Since this post seems to be a current collection point for ring making methods & we seem to be on a roll, I’m going to throw out some cartoon visuals of things I’ve wondered about regarding the heat setting aspect. Brian if you feel this is more appropriate in another post, I’m happy to relocate. And what follows is above my pay grade so I may be barking up the wrong tree. I’m trying to be careful here because others have constructed rings using alternative heat set methods that obviously work. Now do they work to 70% of what a Trimble ring could have yielded or 105% we will likely never know. I’m just trying to provide common starting point visuals for discussion purposes.
But if one assumes the Trimble heat method set as being the correct starting point basis for the underlying theoretical reasons he mentions, it might be interesting to visualize deviations to that. This cartoon sketch shows my takeaways from the SIC article. The ring is cleaved, not slit sawed. It is supported on a dowel pin of calculated diameter. The dowel tangent contact point occurs on the ring’s neutral axis. This arrangement is by intent & comes about by the resultant mandrel diameter, dowel diameter & center distance using his formulas. So, the reaction force aligned to neutral axis. Even heat is then applied with ring supported in this manner. The intended result is once the ring is heat set, it exerts consistent pressure radially to the bore wall along its circumference once installed in the bore.

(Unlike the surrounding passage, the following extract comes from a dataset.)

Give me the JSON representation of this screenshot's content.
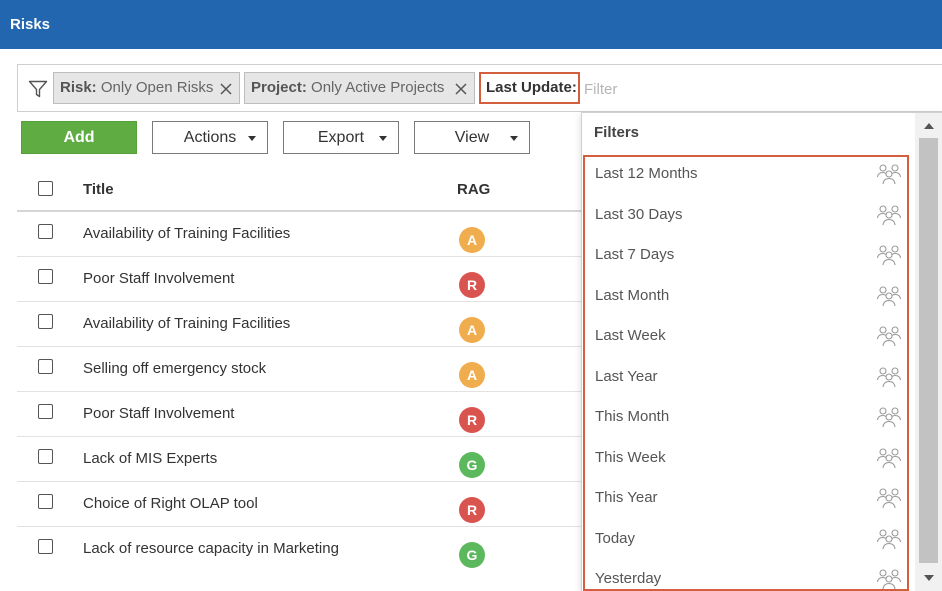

(My visualization) if you unfolded the ring, applied heat & the reaction force to the ends it would become some slightly altered dimension once heat set. But the takeaway is that the force acts through the neutral axis while ring is hot & relaxing, so the ring strip would stay in a straight line. So theoretically this ‘matches’ a similarly unfolded bore. For reference this unfolded ring strip would be 3.14” long with rectangular section 0.043” x 0.023”. A pretty skinny, delicate stick of cast iron.